Continental Airlines Inc. and American Airlines parent AMR Corp. led declines among U.S. carriers after February data showed fares and travel dropping.
Continental tumbled 17 percent, the most since October, and AMR fell to the lowest since April 2003 as analysts said the industry may be forced to cut seating capacity further because the collapse in demand may erase gains from lower fuel prices.
“The severity of the economic downturn is impacting all segments of travel,” Jim Corridore, a Standard & Poor’s analyst in New York, said in a note to investors today.
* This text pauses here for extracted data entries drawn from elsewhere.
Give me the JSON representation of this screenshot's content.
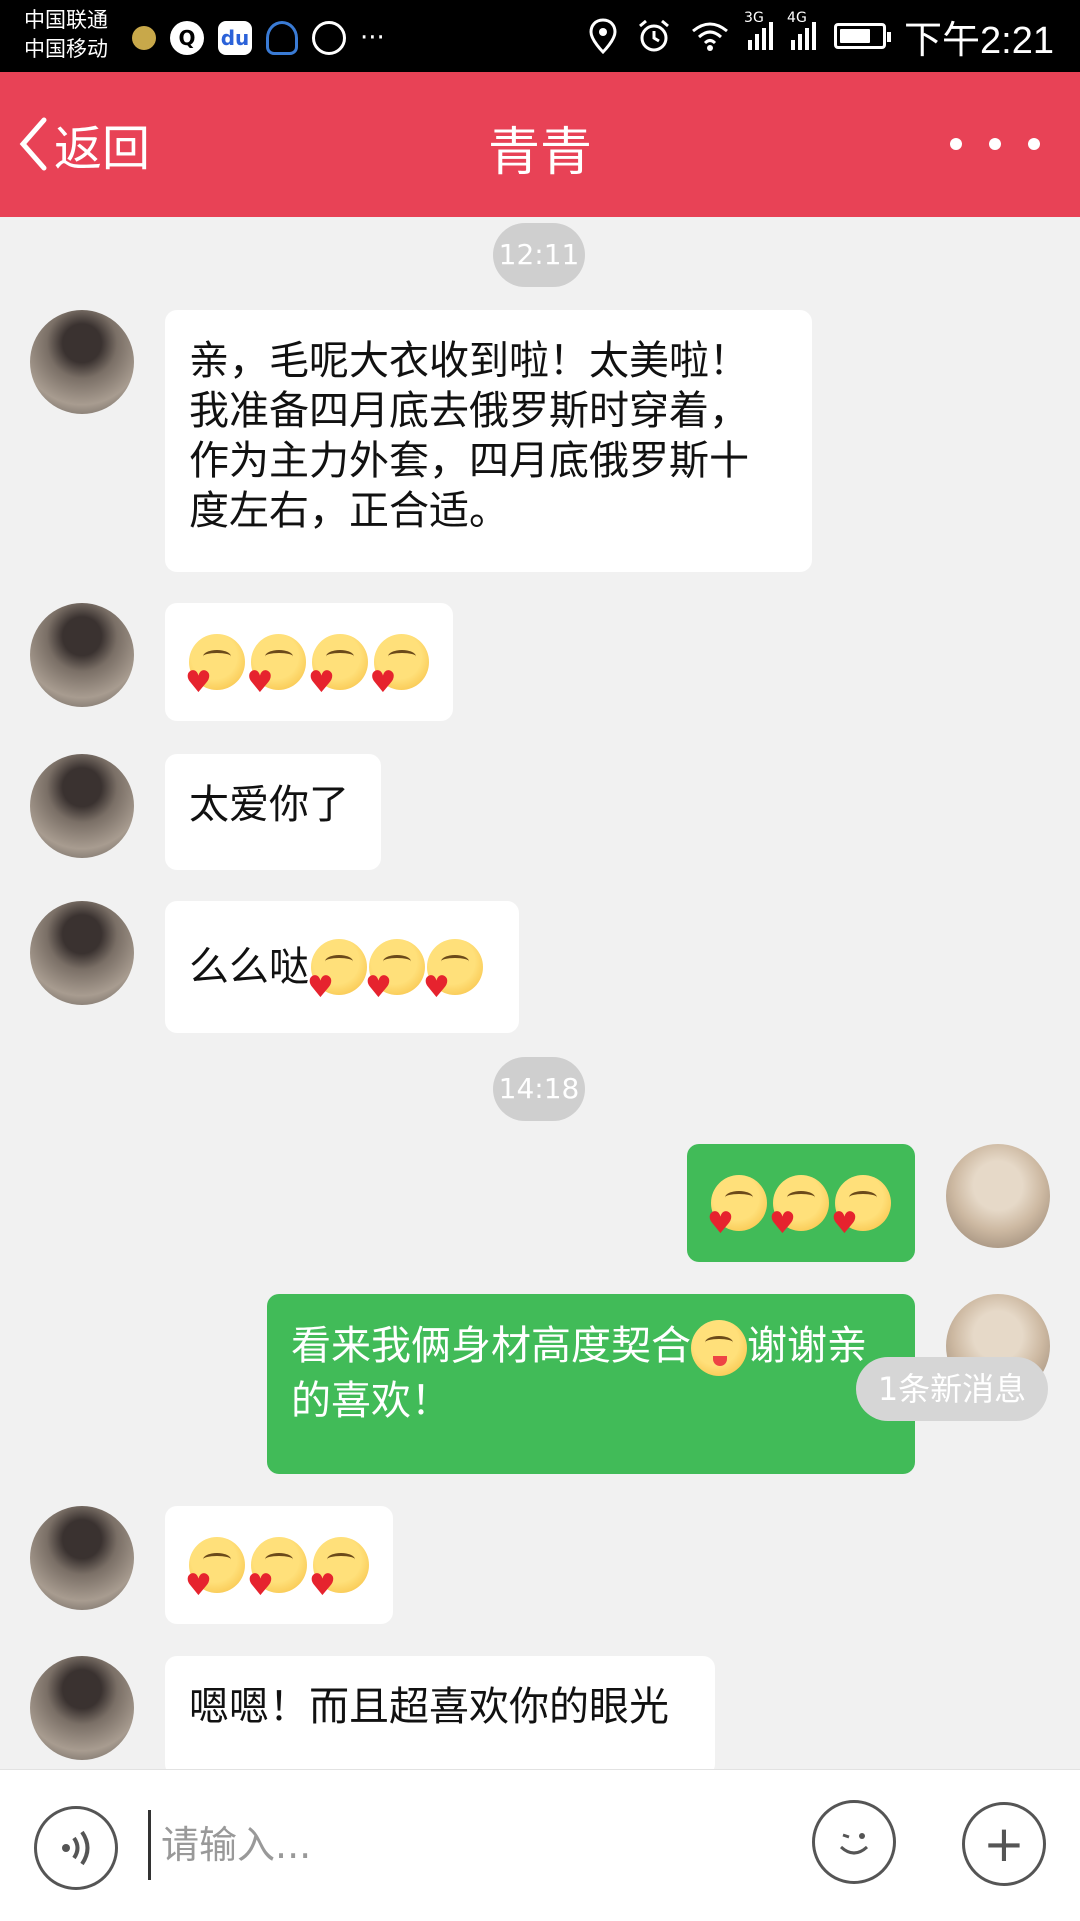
{
  "status_bar": {
    "carrier_1": "中国联通",
    "carrier_2": "中国移动",
    "more_icons": "···",
    "net_3g": "3G",
    "net_4g": "4G",
    "battery_level_percent": 75,
    "time": "下午2:21"
  },
  "header": {
    "back_label": "返回",
    "title": "青青"
  },
  "chat": {
    "timestamps": [
      "12:11",
      "14:18"
    ],
    "messages": [
      {
        "from": "friend",
        "text": "亲，毛呢大衣收到啦！太美啦！我准备四月底去俄罗斯时穿着，作为主力外套，四月底俄罗斯十度左右，正合适。"
      },
      {
        "from": "friend",
        "emoji_count": 4
      },
      {
        "from": "friend",
        "text": "太爱你了"
      },
      {
        "from": "friend",
        "text": "么么哒",
        "emoji_count": 3
      },
      {
        "from": "me",
        "emoji_count": 3
      },
      {
        "from": "me",
        "text_before": "看来我俩身材高度契合",
        "text_after": "谢谢亲的喜欢！"
      },
      {
        "from": "friend",
        "emoji_count": 3
      },
      {
        "from": "friend",
        "text": "嗯嗯！而且超喜欢你的眼光"
      }
    ],
    "new_message_badge": "1条新消息"
  },
  "input_bar": {
    "placeholder": "请输入...",
    "plus_label": "+"
  },
  "colors": {
    "header_bg": "#e84256",
    "outgoing_bubble": "#41bb58",
    "incoming_bubble": "#ffffff",
    "chat_bg": "#f1f1f1"
  }
}
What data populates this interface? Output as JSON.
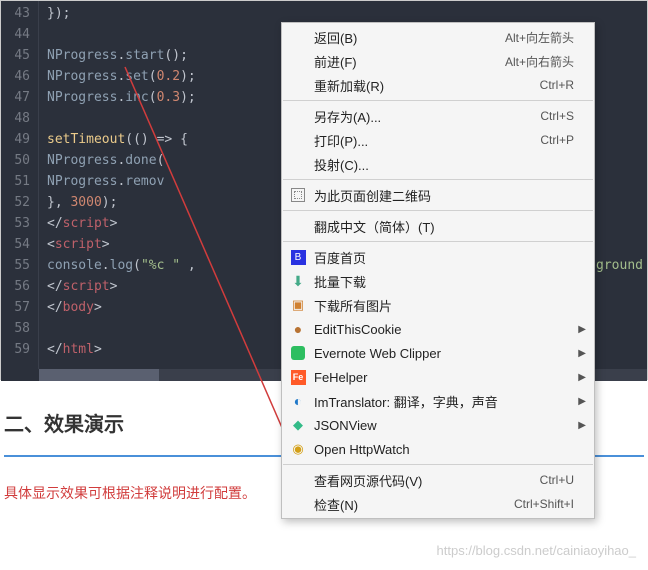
{
  "editor": {
    "lines": [
      "43",
      "44",
      "45",
      "46",
      "47",
      "48",
      "49",
      "50",
      "51",
      "52",
      "53",
      "54",
      "55",
      "56",
      "57",
      "58",
      "59"
    ],
    "code": {
      "l43": "            });",
      "l45_a": "NProgress",
      "l45_b": ".",
      "l45_c": "start",
      "l45_d": "();",
      "l46_a": "NProgress",
      "l46_b": ".",
      "l46_c": "set",
      "l46_d": "(",
      "l46_e": "0.2",
      "l46_f": ");",
      "l47_a": "NProgress",
      "l47_b": ".",
      "l47_c": "inc",
      "l47_d": "(",
      "l47_e": "0.3",
      "l47_f": ");",
      "l49_a": "setTimeout",
      "l49_b": "(() ",
      "l49_c": "=>",
      "l49_d": " {",
      "l50_a": "NProgress",
      "l50_b": ".",
      "l50_c": "done",
      "l50_d": "(",
      "l51_a": "NProgress",
      "l51_b": ".",
      "l51_c": "remov",
      "l52_a": "}, ",
      "l52_b": "3000",
      "l52_c": ");",
      "l53_a": "</",
      "l53_b": "script",
      "l53_c": ">",
      "l54_a": "<",
      "l54_b": "script",
      "l54_c": ">",
      "l55_a": "console",
      "l55_b": ".",
      "l55_c": "log",
      "l55_d": "(",
      "l55_e": "\"%c \"",
      "l55_f": " ,",
      "l55_g": "ground",
      "l56_a": "</",
      "l56_b": "script",
      "l56_c": ">",
      "l57_a": "</",
      "l57_b": "body",
      "l57_c": ">",
      "l59_a": "</",
      "l59_b": "html",
      "l59_c": ">"
    }
  },
  "menu": {
    "back": "返回(B)",
    "back_sc": "Alt+向左箭头",
    "forward": "前进(F)",
    "forward_sc": "Alt+向右箭头",
    "reload": "重新加载(R)",
    "reload_sc": "Ctrl+R",
    "saveas": "另存为(A)...",
    "saveas_sc": "Ctrl+S",
    "print": "打印(P)...",
    "print_sc": "Ctrl+P",
    "cast": "投射(C)...",
    "qr": "为此页面创建二维码",
    "translate": "翻成中文（简体）(T)",
    "baidu": "百度首页",
    "batchdl": "批量下载",
    "dlimg": "下载所有图片",
    "editcookie": "EditThisCookie",
    "evernote": "Evernote Web Clipper",
    "fehelper": "FeHelper",
    "imtrans": "ImTranslator: 翻译，字典，声音",
    "jsonview": "JSONView",
    "httpwatch": "Open HttpWatch",
    "viewsrc": "查看网页源代码(V)",
    "viewsrc_sc": "Ctrl+U",
    "inspect": "检查(N)",
    "inspect_sc": "Ctrl+Shift+I"
  },
  "section": {
    "title": "二、效果演示",
    "note": "具体显示效果可根据注释说明进行配置。"
  },
  "watermark": "https://blog.csdn.net/cainiaoyihao_"
}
He pared his rating on Atlanta-based Delta Air Lines Inc., the world’s biggest carrier, to “buy” from “strong buy.”
Continental, the fourth-largest U.S. airline, lost $1.60 to $8 at 4:01 p.m. in New York Stock Exchange composite trading, while No. 2 AMR declined 61 cents, or 16 cents, to $3.13 and Delta fell 33 cents, or 7.2 percent, to $4.26.
UAL Corp., parent of No. 3 United Airlines, dropped 32 cents, or 7.5 percent, to $3.94 in Nasdaq Stock Market trading. An 8.1 percent slide for the Bloomberg U.S. Airlines Index outpaced declines of less than 1 percent for the Dow Jones Industrial Average and Standard & Poor’s 500 Index.
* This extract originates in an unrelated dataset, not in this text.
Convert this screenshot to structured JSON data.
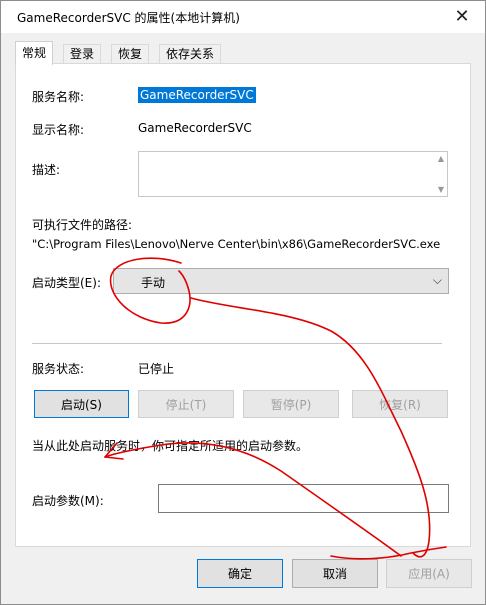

“The market appears to be taking the view that the entire industry is approaching insolvency,” said Jamie Baker, a JPMorgan Chase & Co. analyst. “We strenuously disagree.”
Airline shares are at attractive prices after falling in the past year, and there are no signs of a new rise in jet-fuel prices, the New York-based Baker wrote in a note. Jet fuel has tumbled 72 percent since a July record.
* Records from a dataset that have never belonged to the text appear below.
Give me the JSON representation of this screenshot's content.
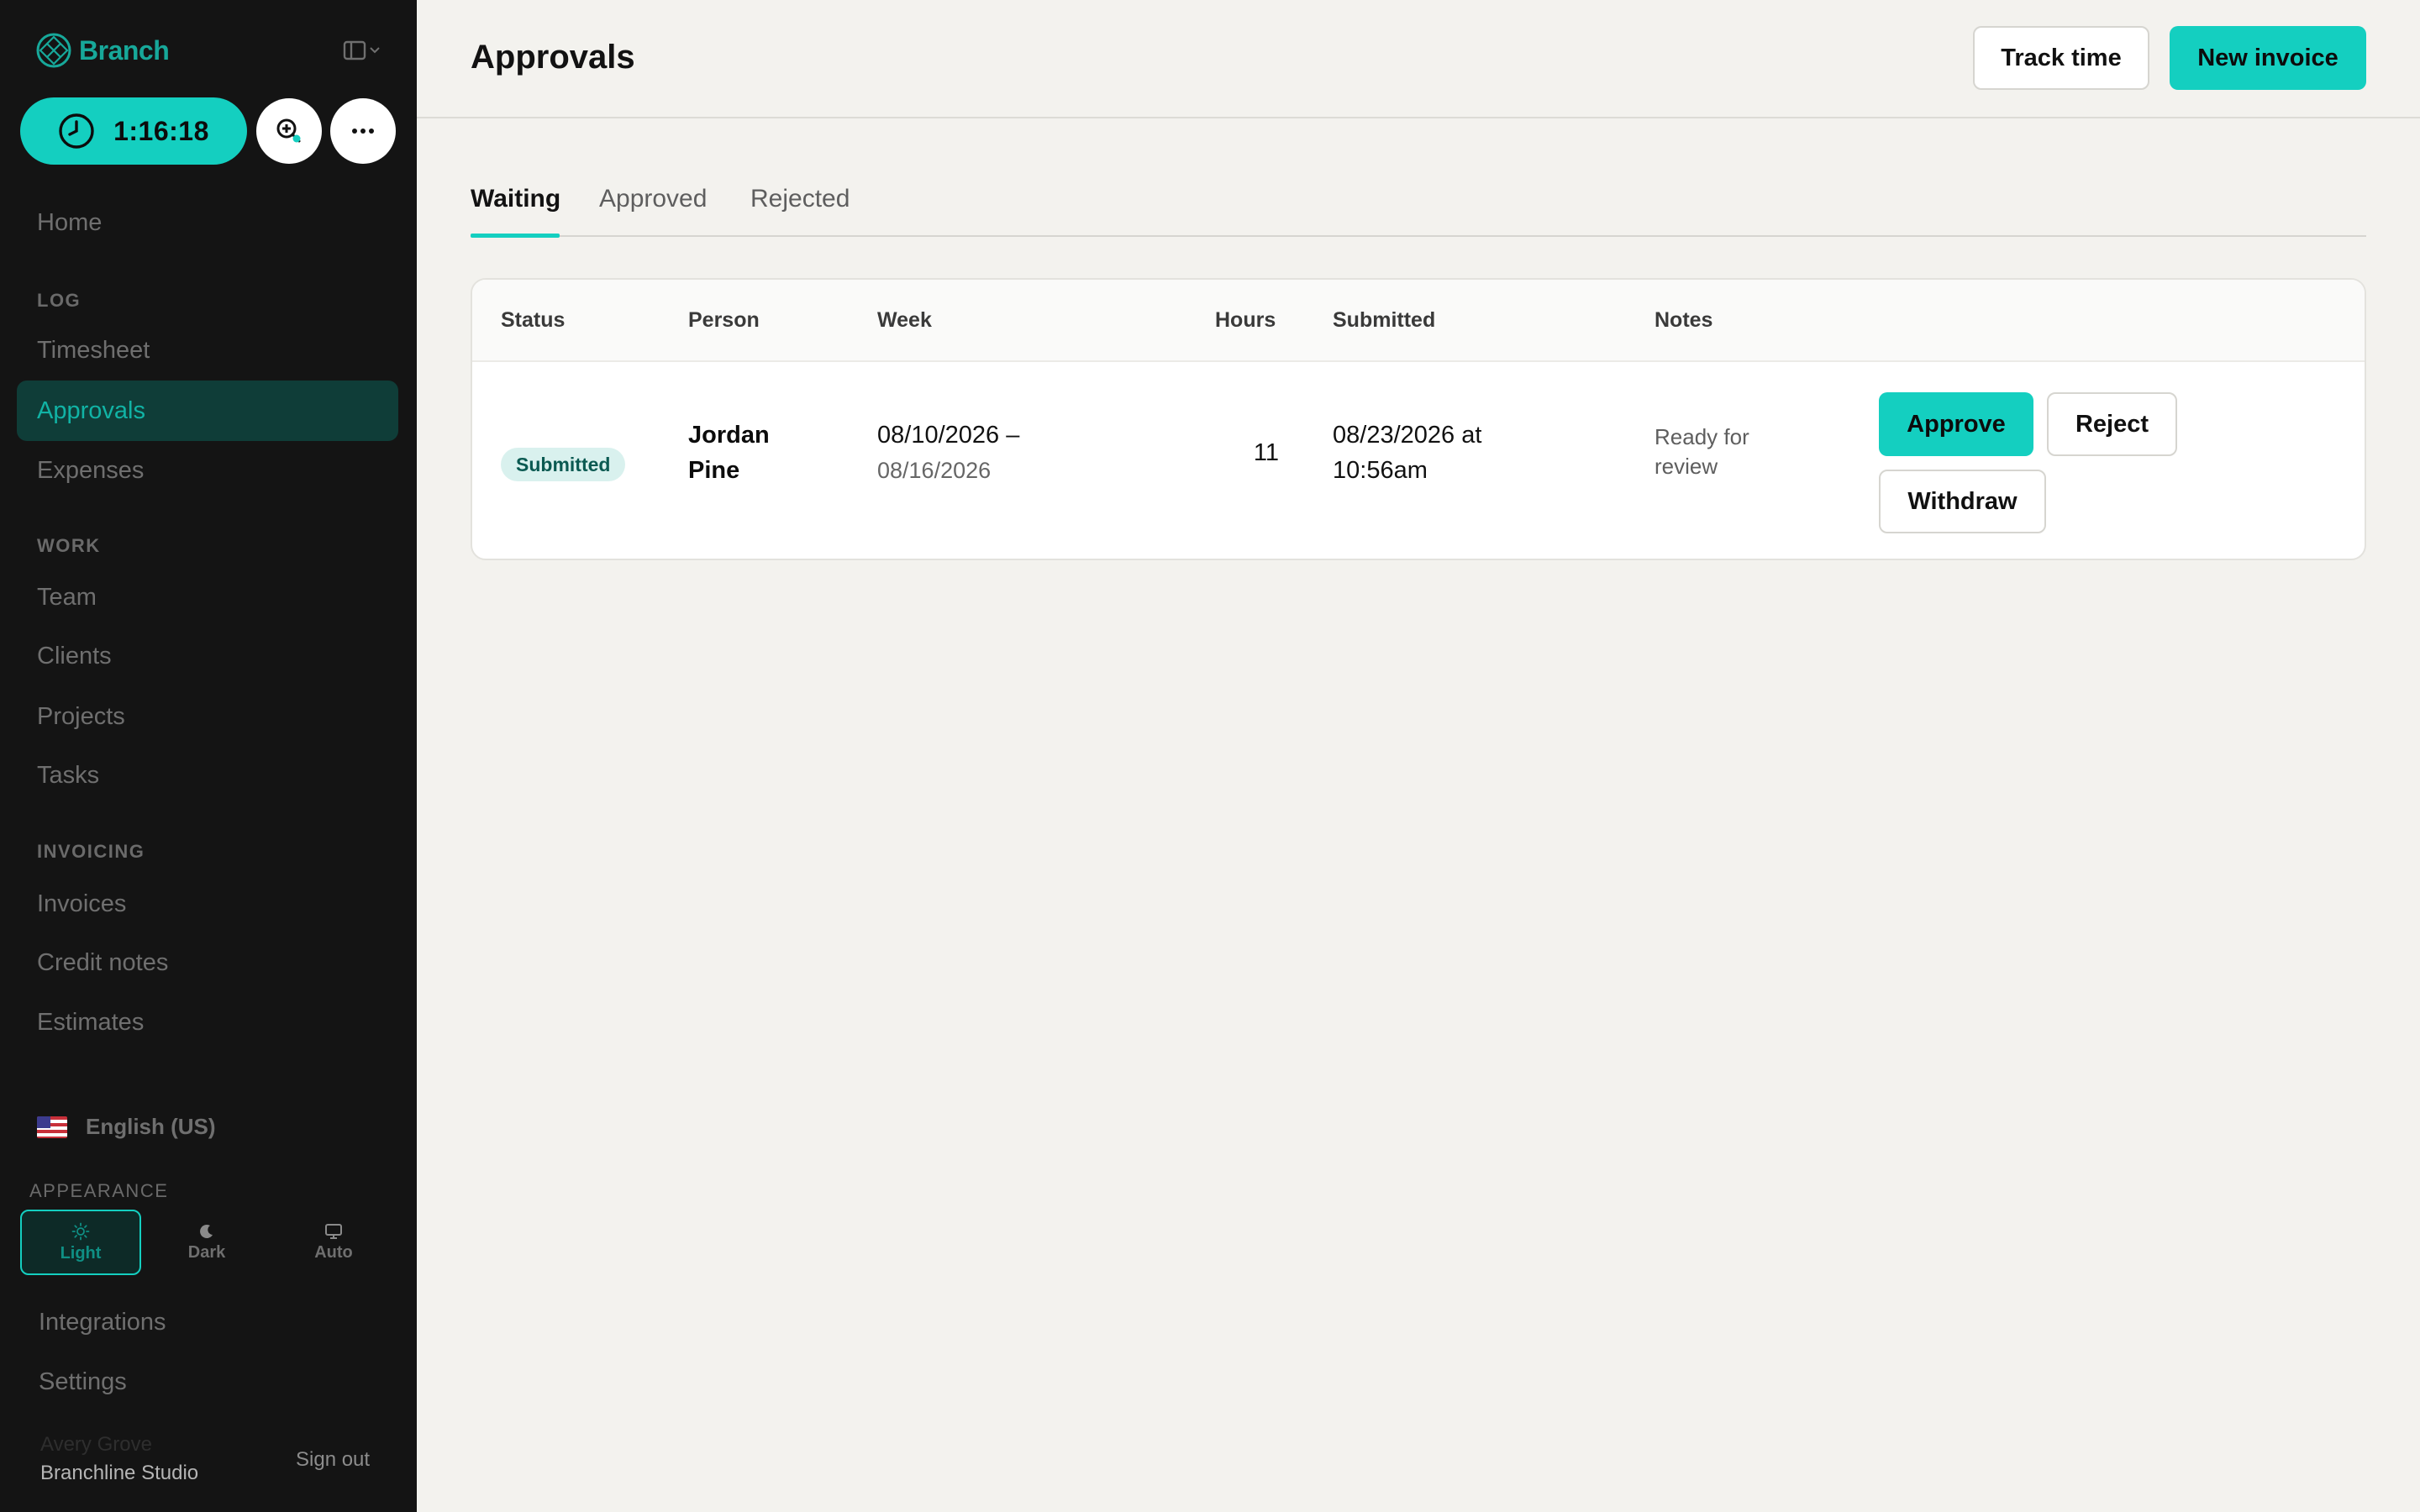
{
  "brand": {
    "name": "Branch"
  },
  "timer": {
    "value": "1:16:18"
  },
  "sidebar": {
    "home": "Home",
    "sections": [
      {
        "title": "LOG",
        "items": [
          "Timesheet",
          "Approvals",
          "Expenses"
        ]
      },
      {
        "title": "WORK",
        "items": [
          "Team",
          "Clients",
          "Projects",
          "Tasks"
        ]
      },
      {
        "title": "INVOICING",
        "items": [
          "Invoices",
          "Credit notes",
          "Estimates"
        ]
      }
    ],
    "active_item": "Approvals",
    "language": "English (US)",
    "appearance": {
      "label": "APPEARANCE",
      "options": [
        "Light",
        "Dark",
        "Auto"
      ],
      "selected": "Light"
    },
    "bottom_items": [
      "Integrations",
      "Settings"
    ],
    "user_name": "Avery Grove",
    "org_name": "Branchline Studio",
    "sign_out": "Sign out"
  },
  "header": {
    "title": "Approvals",
    "track_time": "Track time",
    "new_invoice": "New invoice"
  },
  "tabs": {
    "items": [
      "Waiting",
      "Approved",
      "Rejected"
    ],
    "active": "Waiting"
  },
  "table": {
    "columns": [
      "Status",
      "Person",
      "Week",
      "Hours",
      "Submitted",
      "Notes"
    ],
    "rows": [
      {
        "status": "Submitted",
        "person_first": "Jordan",
        "person_last": "Pine",
        "week_start": "08/10/2026 –",
        "week_end": "08/16/2026",
        "hours": "11",
        "submitted_line1": "08/23/2026 at",
        "submitted_line2": "10:56am",
        "notes_line1": "Ready for",
        "notes_line2": "review",
        "actions": {
          "approve": "Approve",
          "reject": "Reject",
          "withdraw": "Withdraw"
        }
      }
    ]
  },
  "colors": {
    "accent": "#14cfc0",
    "sidebar_bg": "#141414",
    "sidebar_active_bg": "#0f3d38",
    "page_bg": "#f3f2ee"
  }
}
Continental and Southwest Airlines Co., the largest low- fare carrier, both said late yesterday that traffic declined in February.
At Houston-based Continental, revenue for each seat flown a mile in its main jet operations dropped as much as 10.5 percent, exceeding estimates of an 8 percent decline from Hunter Keay, a Stifel Nicolaus & Co. analyst, and 7 percent by Helane Becker of Jesup & Lamont Securities Corp.
Softening demand, particularly among business travelers, has led to a “more cautious” outlook on revenue this year, Dallas-based Southwest said. Baker said Southwest’s year-to-date revenue for each seat indicates a decline of about 3 percent in February.
Southwest, which is cutting seat capacity this year for the first time since 1988, fell 29 cents, or 5.3 percent, to $5.23, its lowest price since July 1997.